А в середине 60-х годов, после завершения обработки новоземельских материалов, Альберт Бажев начал свои многолетние исследования на Памире. Двумя годами раньше, в 1963 г. произошла знаменитая подвижка ледника Медвежьего на Центральном Памире, с которой, собственно, начались мировые исследования пульсирующих ледников. Летом 1963 г. в этот район выехала группа наших ученых во главе с Л. Д. Долгушиным, который впоследствии много лет работал на этом леднике и сумел предсказать его следующую подвижку, случившуюся через десять лет. А. Бажев летом 1965 г. провел сложные наблюдения в области питания ледника Медвежьего, благодаря чему стал ясен режим этого ледника, и возникло понимание причин его внезапных подвижек. Здесь же он проводил эксперименты по искусственному зачернению ледника.
В 1965 г. была организована Шпицбергенская экспедиция – вновь гляциологи отправились в Арктику, на этот раз на норвежский архипелаг.
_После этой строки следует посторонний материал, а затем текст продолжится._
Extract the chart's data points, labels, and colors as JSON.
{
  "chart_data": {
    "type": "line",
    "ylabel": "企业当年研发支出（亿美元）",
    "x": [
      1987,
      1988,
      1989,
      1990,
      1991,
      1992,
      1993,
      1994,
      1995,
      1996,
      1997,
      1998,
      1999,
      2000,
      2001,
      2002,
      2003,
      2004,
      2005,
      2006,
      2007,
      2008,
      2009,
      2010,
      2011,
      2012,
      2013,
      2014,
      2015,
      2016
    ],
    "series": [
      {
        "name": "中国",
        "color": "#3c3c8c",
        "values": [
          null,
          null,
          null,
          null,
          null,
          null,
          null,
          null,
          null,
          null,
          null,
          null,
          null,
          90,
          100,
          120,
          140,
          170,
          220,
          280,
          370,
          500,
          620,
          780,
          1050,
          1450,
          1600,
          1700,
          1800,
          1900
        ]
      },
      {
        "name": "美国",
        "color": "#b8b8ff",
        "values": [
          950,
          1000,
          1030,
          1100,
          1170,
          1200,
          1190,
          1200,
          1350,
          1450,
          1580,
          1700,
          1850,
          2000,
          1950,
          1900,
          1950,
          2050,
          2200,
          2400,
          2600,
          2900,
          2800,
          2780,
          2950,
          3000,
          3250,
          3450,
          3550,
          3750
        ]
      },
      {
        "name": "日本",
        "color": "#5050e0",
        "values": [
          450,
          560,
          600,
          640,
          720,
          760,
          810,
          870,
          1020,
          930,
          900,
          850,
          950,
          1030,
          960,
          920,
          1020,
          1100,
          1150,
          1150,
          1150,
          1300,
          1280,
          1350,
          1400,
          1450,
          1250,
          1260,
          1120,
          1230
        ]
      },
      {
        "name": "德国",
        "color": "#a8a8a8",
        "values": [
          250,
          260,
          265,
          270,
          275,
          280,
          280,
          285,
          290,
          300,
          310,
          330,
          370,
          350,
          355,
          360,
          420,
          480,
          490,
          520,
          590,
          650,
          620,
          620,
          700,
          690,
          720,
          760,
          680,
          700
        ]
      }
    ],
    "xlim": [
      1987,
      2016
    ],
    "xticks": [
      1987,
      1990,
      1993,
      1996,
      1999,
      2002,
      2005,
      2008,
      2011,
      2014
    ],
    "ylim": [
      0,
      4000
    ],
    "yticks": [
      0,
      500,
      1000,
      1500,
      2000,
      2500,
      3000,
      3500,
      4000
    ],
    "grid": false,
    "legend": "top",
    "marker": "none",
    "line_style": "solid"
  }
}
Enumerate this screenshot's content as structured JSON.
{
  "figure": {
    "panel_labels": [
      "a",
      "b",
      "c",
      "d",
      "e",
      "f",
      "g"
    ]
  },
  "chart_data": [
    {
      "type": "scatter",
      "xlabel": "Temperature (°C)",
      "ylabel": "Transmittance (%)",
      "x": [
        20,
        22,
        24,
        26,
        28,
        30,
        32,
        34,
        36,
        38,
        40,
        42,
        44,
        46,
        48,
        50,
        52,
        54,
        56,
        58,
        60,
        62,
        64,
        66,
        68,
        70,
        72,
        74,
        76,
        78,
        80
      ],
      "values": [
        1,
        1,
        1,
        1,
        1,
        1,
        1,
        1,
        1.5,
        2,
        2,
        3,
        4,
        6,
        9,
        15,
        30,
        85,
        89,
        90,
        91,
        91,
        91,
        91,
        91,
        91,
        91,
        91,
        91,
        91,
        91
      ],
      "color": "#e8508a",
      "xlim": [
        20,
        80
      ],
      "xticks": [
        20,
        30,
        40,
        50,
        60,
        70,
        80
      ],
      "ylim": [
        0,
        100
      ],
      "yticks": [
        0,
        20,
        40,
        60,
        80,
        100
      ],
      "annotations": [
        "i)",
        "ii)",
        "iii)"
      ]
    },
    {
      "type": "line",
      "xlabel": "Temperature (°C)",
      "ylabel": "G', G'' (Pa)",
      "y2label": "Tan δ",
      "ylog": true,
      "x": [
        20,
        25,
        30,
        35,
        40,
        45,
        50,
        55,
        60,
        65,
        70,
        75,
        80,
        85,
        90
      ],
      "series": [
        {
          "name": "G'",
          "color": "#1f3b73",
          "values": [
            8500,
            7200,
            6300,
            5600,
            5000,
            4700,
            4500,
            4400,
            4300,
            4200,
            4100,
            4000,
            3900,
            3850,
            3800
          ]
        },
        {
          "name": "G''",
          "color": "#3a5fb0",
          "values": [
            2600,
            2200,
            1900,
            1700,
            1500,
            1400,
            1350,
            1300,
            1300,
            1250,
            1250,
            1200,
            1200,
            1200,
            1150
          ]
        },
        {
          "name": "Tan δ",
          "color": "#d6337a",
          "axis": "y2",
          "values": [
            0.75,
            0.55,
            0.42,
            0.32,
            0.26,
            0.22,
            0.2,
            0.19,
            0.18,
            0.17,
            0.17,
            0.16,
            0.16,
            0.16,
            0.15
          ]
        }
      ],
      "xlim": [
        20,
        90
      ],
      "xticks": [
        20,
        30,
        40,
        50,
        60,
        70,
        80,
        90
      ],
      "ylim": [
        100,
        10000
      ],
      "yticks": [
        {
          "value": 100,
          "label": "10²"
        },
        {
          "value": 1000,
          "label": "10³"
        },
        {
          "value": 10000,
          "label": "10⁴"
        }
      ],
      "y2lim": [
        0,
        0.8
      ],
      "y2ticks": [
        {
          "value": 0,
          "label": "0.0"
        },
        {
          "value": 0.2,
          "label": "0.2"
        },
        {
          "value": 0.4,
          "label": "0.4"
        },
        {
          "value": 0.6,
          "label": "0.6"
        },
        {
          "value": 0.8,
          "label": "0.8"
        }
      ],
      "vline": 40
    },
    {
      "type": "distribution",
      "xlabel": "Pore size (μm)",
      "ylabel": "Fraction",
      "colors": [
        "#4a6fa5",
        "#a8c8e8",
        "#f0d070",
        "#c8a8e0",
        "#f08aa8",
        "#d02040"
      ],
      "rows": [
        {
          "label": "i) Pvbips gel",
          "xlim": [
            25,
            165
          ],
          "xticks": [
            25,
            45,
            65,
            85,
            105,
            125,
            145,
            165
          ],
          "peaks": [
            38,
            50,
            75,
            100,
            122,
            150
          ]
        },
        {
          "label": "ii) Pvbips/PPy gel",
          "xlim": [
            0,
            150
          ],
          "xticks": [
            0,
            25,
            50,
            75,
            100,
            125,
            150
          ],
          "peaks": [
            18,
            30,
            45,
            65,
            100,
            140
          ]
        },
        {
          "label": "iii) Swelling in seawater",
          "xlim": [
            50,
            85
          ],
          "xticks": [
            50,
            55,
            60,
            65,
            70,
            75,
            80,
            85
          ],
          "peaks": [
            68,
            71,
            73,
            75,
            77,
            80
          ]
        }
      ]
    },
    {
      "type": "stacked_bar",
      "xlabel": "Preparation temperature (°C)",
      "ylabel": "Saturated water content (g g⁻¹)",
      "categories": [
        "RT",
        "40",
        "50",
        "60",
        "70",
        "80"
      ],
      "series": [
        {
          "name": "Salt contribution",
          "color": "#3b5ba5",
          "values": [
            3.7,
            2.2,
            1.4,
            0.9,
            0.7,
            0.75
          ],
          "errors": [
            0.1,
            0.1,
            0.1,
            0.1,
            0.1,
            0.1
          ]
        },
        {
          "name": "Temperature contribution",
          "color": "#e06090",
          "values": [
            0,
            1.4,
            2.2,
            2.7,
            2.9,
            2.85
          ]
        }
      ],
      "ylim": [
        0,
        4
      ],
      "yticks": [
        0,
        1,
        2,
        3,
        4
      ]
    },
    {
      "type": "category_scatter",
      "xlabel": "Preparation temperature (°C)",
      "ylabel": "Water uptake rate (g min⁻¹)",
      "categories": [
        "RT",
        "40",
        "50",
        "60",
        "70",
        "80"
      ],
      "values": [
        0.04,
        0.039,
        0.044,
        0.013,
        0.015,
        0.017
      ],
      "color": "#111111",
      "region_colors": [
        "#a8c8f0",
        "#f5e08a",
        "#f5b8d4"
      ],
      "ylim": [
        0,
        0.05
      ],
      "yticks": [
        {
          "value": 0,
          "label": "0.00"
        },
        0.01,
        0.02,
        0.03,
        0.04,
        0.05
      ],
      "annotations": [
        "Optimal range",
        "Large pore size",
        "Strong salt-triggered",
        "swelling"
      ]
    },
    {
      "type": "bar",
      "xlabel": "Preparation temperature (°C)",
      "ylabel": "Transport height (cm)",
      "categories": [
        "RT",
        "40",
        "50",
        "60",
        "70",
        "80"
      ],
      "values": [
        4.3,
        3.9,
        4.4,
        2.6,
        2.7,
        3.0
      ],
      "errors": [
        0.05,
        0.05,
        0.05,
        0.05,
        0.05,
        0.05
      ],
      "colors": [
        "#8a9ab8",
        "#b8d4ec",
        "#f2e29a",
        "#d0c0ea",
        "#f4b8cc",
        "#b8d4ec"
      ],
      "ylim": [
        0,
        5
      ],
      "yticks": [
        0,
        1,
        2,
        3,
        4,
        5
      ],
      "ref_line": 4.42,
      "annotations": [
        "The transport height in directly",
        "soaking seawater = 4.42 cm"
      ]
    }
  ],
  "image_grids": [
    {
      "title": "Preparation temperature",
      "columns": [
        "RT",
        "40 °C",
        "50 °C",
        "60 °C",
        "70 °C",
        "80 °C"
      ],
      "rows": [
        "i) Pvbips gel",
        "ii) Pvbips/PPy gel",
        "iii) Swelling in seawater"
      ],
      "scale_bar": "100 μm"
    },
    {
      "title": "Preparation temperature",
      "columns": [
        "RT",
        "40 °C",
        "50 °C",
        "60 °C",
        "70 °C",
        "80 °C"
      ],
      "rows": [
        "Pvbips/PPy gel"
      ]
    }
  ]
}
В руках исследователей теперь было более совершенное оборудование, что позволило не только провести традиционные измерения режима ледников, но и отобрать керн из ледниковой скважины, пробуренной до коренного ложа на глубине 213 м. Этот керн был использован для изотопно-геохимических анализов, выполненных в Москве и Таллинне. В отделе была разработана радиоаппаратура с непрерывной фоторегистрацией отраженных сигналов от поверхности ледника и его ложа, что дало возможность провести радиозондирование ледников с вертолета. Шпицбергенская экспедиция, продолжавшаяся три полевых сезона, оказалась очень плодотворной: на базе этих исследований была опубликована большая книга об оледенении архипелага. Полевые работы отдела на Шпицбергене были возобновлены в начале 70-х годов и практически не прекращаются до сих пор.
К 1964 г., когда были построены первые жилые кварталы в Новых Черемушках, отдел получил новое помещение – несколько квартир в цокольном этаже жилых домов. Мы радовались дневному свету, свежему воздуху, зелени деревьев, видимых из окон, и по первости не замечали крашеных бетонных стен и низких потолков. Но вот когда В. Брумель совершил рекордный прыжок на высоту 232 см и мы попытались отметить эту высоту на стене в нашей комнате, стены не хватило – потолок оказался ниже.